Şapeli'nin asıl şöhreti büyük oranda iç mekânını süsleyen
fresklerden gelmektedir. Bunlar arasında en önemlileri Michelangelo tarafından yapılan Sistina Şapeli tavanı ve Son Hüküm'dür
20,7m. uzunluğunda ve 40,93
m genişliğinde 13,41 m. eninde ebatlara
sahiptir.
Esasen Cappella Magna olarak bilinen şapel, adını onu 1477 –
1480 yılları arasında restore eden Papa IV. Sixtus'tan ismini alıyor. O
zamandan bu yana şapel hem dini hem sivil papalık etkinliklerine ev sahipliği
yapan bir yer olarak bilinmekte. Günümüzde papalık seçimlerine de ev sahipliği
yapmaktadır..
Papa IV. Sixtus döneminde bir grup Rönesans ressamı, Musa'nın Hayatı ve
İsa'nın Hayatı'nı betimleyen bir dizi fresk yaptı; bu fresklerin
üst bölümünde papa portreleri ve alt bölümünde trompe l'oeil (gözü aldatma) tekniğiyle yapılmış duvar halıları bulunur.

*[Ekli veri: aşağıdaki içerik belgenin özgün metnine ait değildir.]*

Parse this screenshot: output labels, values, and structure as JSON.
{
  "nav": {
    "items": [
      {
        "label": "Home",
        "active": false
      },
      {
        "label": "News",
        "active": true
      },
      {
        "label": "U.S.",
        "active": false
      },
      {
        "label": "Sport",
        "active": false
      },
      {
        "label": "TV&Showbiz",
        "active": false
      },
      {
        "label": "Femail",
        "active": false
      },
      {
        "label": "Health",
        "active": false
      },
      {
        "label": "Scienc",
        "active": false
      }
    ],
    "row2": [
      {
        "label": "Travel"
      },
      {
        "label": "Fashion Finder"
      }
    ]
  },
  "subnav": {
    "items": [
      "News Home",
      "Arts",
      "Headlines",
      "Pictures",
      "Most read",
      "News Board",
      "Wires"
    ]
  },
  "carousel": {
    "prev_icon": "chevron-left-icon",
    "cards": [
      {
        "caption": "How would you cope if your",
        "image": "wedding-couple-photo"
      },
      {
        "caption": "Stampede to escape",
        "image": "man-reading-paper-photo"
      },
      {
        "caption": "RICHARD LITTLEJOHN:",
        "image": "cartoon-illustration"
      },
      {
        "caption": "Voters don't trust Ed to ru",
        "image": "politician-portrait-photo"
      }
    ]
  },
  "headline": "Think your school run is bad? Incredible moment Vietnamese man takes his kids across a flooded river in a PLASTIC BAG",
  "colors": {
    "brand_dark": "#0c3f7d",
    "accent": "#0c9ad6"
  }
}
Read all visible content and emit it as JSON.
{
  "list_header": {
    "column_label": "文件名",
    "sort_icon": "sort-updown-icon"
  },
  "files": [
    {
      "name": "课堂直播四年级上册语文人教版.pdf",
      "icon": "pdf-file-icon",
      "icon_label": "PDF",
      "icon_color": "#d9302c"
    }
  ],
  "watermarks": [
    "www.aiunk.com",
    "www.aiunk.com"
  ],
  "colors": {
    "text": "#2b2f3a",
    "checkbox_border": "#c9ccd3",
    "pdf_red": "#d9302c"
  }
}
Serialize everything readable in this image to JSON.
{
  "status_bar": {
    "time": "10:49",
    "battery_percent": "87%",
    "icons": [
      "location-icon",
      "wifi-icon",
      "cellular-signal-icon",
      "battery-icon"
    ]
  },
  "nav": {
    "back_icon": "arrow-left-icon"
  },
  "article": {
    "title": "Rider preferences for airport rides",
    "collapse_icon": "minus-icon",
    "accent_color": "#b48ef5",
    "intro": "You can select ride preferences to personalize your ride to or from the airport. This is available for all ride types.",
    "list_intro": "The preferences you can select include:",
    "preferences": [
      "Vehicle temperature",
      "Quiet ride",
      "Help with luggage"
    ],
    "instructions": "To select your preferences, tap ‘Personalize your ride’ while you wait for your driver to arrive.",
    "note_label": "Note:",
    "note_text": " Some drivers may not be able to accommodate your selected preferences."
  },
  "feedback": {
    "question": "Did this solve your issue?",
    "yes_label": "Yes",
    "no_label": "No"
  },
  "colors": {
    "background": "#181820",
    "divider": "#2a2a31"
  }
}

Freskler 1482 yılında tamamlandı ve IV. Sixtus, şapelde 15 Ağustos 1483
tarihinde Meryem'in Göğe
Yükselişi
için ilk missa ayinini düzenledi. Bu törende
şapel takdis edilerek Bakire Meryem'e adandı.
1508 – 1512 yılları arasında Papa II. Julius'un himayesinde Michelangelo, Batı sanatının yönünü
değiştirecek, eşi bulunmaz bir başyapıt olan Sistina Şapeli tavanını yaptı.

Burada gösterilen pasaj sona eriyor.